Mr Widler says that speculation never has a place in property investing decisions, and could be dangerous during times of “highly unusual” market conditions, as now.
“Very few market commentators this time last year predicted how robustly property markets would rebound, yet the signs were always there that we were about to experience a once-in-a-lifetime market boom with cheap credit, low supply levels, as well as multibillion-dollars being spent on stimulus measures,” he said.
“Property buyers who recognised this early, and had the courage to act, have risen the wave of impressive price growth over the past year the most.”
Lachlan Vidler, Atlas Property Group
Mr Vidler said strategic property investment was very similar to military principles because both required discipline, dedication, and courage to be successful.
“Property investment requires incredible discipline over a long period because, for most people, investing begins decades before they will be able to realise the benefits of their investments,” said Mr Vidler.
This is very much like military activities and missions, where a similar discipline is required, he said.
Property investors – like military people – also had to have the courage of their convictions, and let their strategies play out for the long term, he said.
“Although the barrier to entry in the property market is substantially higher than other asset classes, such as shares, we advocate for all investors to take a leap of courage and decisive action to incorporate property in their personal portfolio, because of the leverage, reliability, and stability it provides investors for their money.”
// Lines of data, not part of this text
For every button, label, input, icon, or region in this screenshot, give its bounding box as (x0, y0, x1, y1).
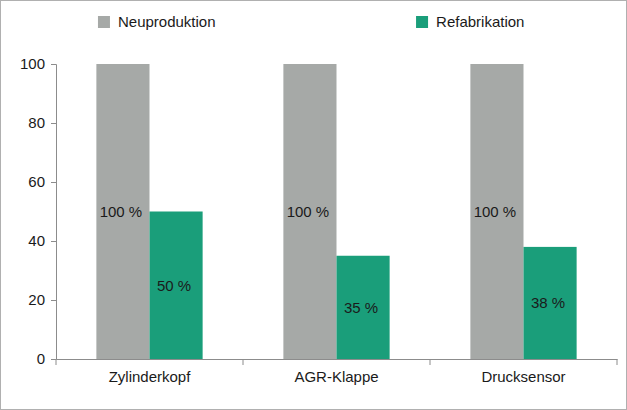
legend-item: Neuproduktion (98, 13, 216, 30)
data-label: 50 % (157, 277, 191, 294)
legend-swatch (98, 16, 110, 28)
plot: 100 % 100 % 100 % 50 % 35 % 38 % 0 20 40 60 80 100 Z… (20, 55, 618, 384)
category-separator (617, 359, 618, 365)
tick-mark (51, 359, 56, 360)
bars (96, 64, 576, 359)
tick-label: 60 (28, 173, 45, 190)
data-labels: 100 % 100 % 100 % 50 % 35 % 38 % (100, 203, 566, 316)
tick-label: AGR-Klappe (294, 368, 378, 385)
bar (470, 64, 523, 359)
legend-label: Neuproduktion (118, 13, 216, 30)
tick-label: 40 (28, 232, 45, 249)
tick-label: 0 (37, 350, 45, 367)
tick: AGR-Klappe (294, 359, 378, 385)
data-label: 38 % (531, 294, 565, 311)
tick-label: 20 (28, 291, 45, 308)
tick: 20 (28, 291, 56, 308)
y-axis: 0 20 40 60 80 100 (20, 55, 57, 367)
bar (150, 212, 203, 360)
tick-label: Drucksensor (481, 368, 565, 385)
axis-line (57, 359, 618, 360)
category-separator (243, 359, 244, 365)
tick-label: 80 (28, 114, 45, 131)
axis-line (51, 65, 57, 360)
bar (96, 64, 149, 359)
tick: 40 (28, 232, 56, 249)
data-label: 100 % (287, 203, 330, 220)
tick-mark (51, 241, 56, 242)
data-label: 100 % (100, 203, 143, 220)
legend-swatch (416, 16, 428, 28)
data-label: 35 % (344, 299, 378, 316)
chart: 100 % 100 % 100 % 50 % 35 % 38 % 0 20 40 60 80 100 Z… (0, 0, 627, 410)
legend: Neuproduktion Refabrikation (98, 13, 524, 30)
x-axis: Zylinderkopf AGR-Klappe Drucksensor (56, 359, 618, 385)
tick-mark (51, 123, 56, 124)
tick: 80 (28, 114, 56, 131)
bar (337, 256, 390, 359)
bar (283, 64, 336, 359)
tick: 60 (28, 173, 56, 190)
frame (1, 1, 627, 410)
category-separator (430, 359, 431, 365)
tick: 0 (37, 350, 56, 367)
tick-label: Zylinderkopf (109, 368, 192, 385)
tick-mark (51, 64, 56, 65)
tick: 100 (20, 55, 56, 72)
tick-mark (51, 182, 56, 183)
tick: Zylinderkopf (109, 359, 192, 385)
tick-mark (51, 300, 56, 301)
legend-label: Refabrikation (436, 13, 524, 30)
bar (524, 247, 577, 359)
tick: Drucksensor (481, 359, 565, 385)
legend-item: Refabrikation (416, 13, 524, 30)
data-label: 100 % (474, 203, 517, 220)
category-separator (56, 359, 57, 365)
tick-label: 100 (20, 55, 45, 72)
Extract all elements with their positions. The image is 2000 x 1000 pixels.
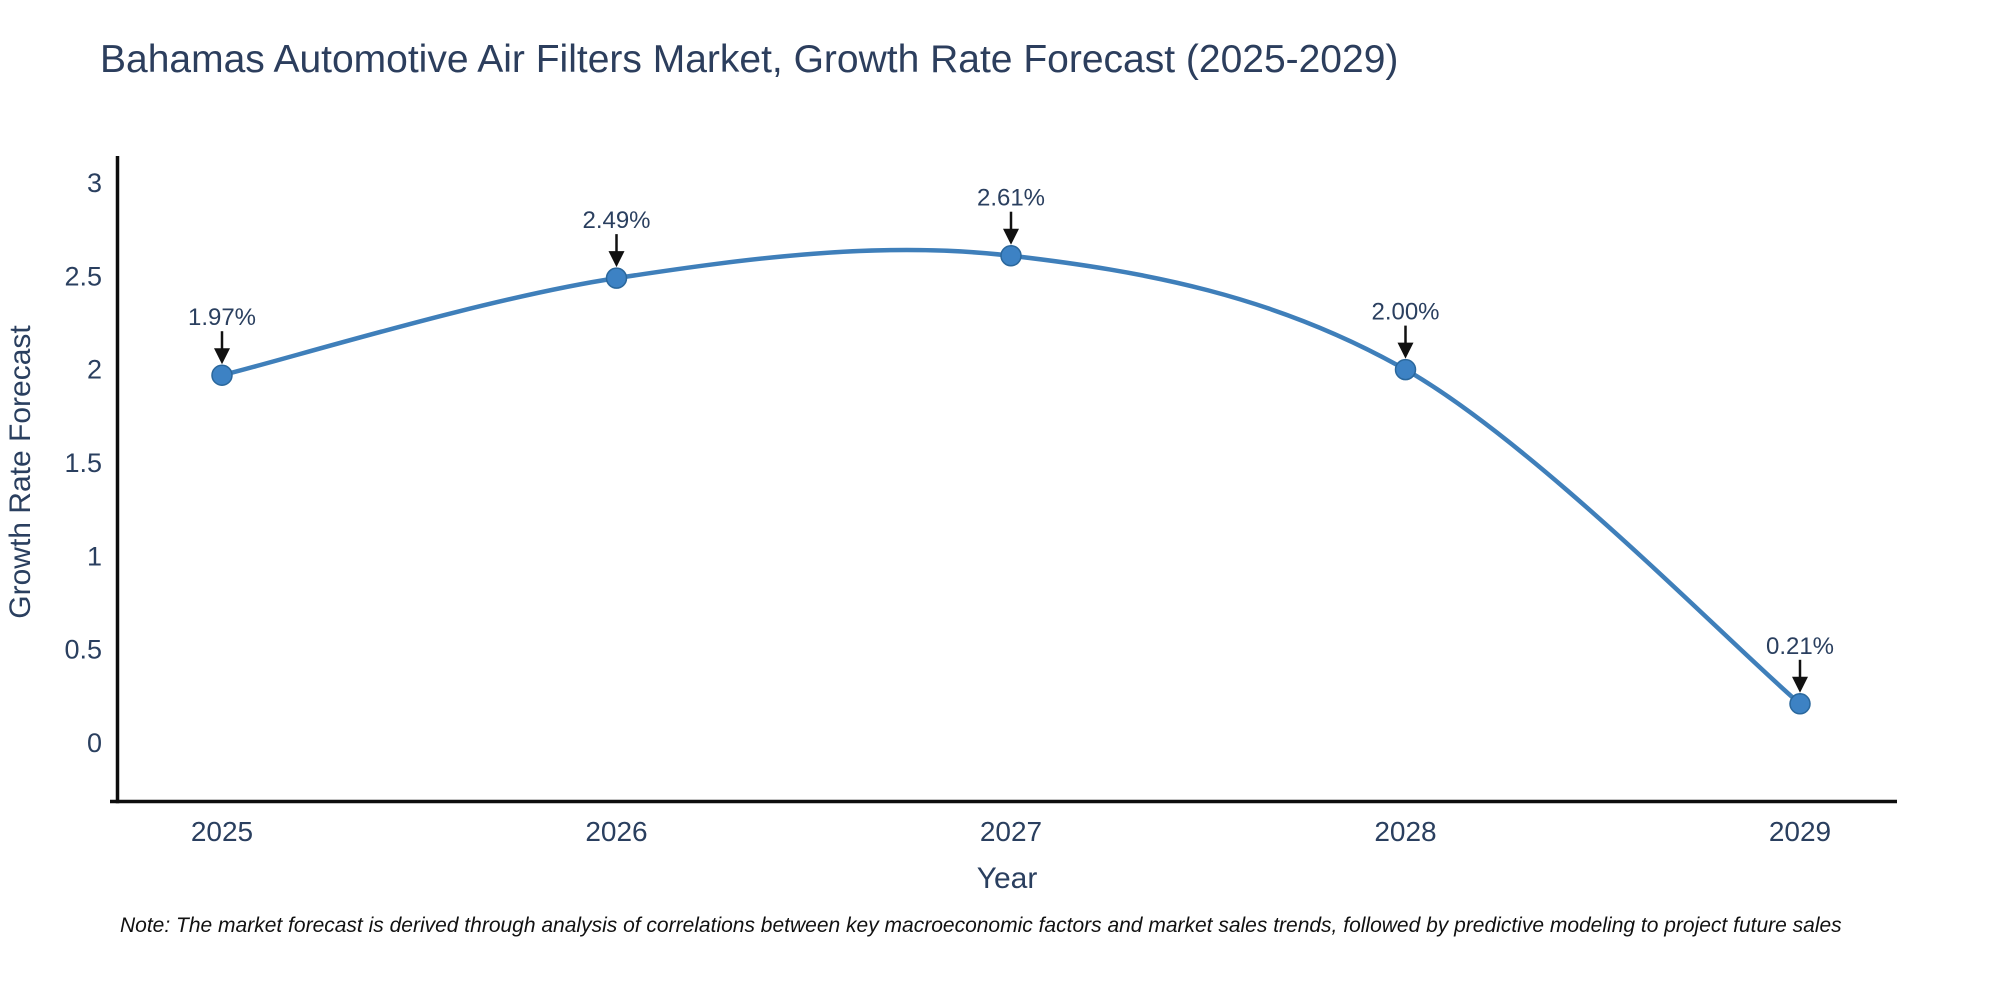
data-point-2027[interactable] <box>1000 244 1022 267</box>
annotation-label-2028: 2.00% <box>1371 299 1439 326</box>
y-tick-label-1.5: 1.5 <box>64 448 102 478</box>
data-point-2029[interactable] <box>1789 693 1811 715</box>
annotation-label-2029: 0.21% <box>1766 633 1834 660</box>
data-point-2026[interactable] <box>605 267 628 289</box>
annotation-arrowhead-2025 <box>214 348 230 365</box>
y-tick-label-2.5: 2.5 <box>64 261 102 291</box>
x-axis-title: Year <box>977 862 1038 895</box>
data-point-2025[interactable] <box>211 364 233 386</box>
x-tick-label-2028: 2028 <box>1374 816 1436 847</box>
annotation-label-2026: 2.49% <box>582 207 650 234</box>
chart-title: Bahamas Automotive Air Filters Market, G… <box>100 38 1399 81</box>
annotation-arrowhead-2027 <box>1003 228 1019 245</box>
annotation-label-2027: 2.61% <box>977 185 1045 212</box>
y-tick-label-1: 1 <box>87 541 102 571</box>
x-tick-label-2027: 2027 <box>980 816 1042 847</box>
x-tick-label-2029: 2029 <box>1769 816 1831 847</box>
footnote: Note: The market forecast is derived thr… <box>120 914 1842 937</box>
data-point-2028[interactable] <box>1394 358 1417 381</box>
trend-line <box>219 247 1803 707</box>
annotation-label-2025: 1.97% <box>188 304 256 331</box>
annotation-arrowhead-2026 <box>608 251 625 268</box>
y-tick-label-3: 3 <box>87 168 102 198</box>
y-axis-title: Growth Rate Forecast <box>4 325 37 619</box>
annotation-arrowhead-2028 <box>1397 342 1414 359</box>
x-tick-label-2025: 2025 <box>191 816 253 847</box>
y-tick-label-0.5: 0.5 <box>64 635 102 665</box>
y-tick-label-2: 2 <box>87 355 102 385</box>
y-tick-label-0: 0 <box>87 728 102 758</box>
annotation-arrowhead-2029 <box>1792 676 1808 693</box>
x-tick-label-2026: 2026 <box>585 816 647 847</box>
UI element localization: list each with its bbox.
Finally, successful property investors have to remain dedicated to their financial goals, and try to avoid falling into “mission creep” to try to supercharge their returns.
“Savvy investors accept the fact that their portfolio may not generate a profit every single year because this is an unavoidable reality in the cyclic nature of the property cycle,” he said.
“They always remember that the most important days in the market are the day they buy and the day they sell. During the time in between these two days, as long as their suburb incurs more years of growth than decline, their property should be achieving an investment return.”
Unfortunately, some investors may be jumping at perceived short term gains, as they abandon their long-term strategy to chase higher rewards and other glittering objects.
“[This] also have substantially higher risks,” warns Mr Vidler, “such as buying in one-industry towns or speculating on continued price growth by purchasing in off-the-plan high-rise developments,” he said.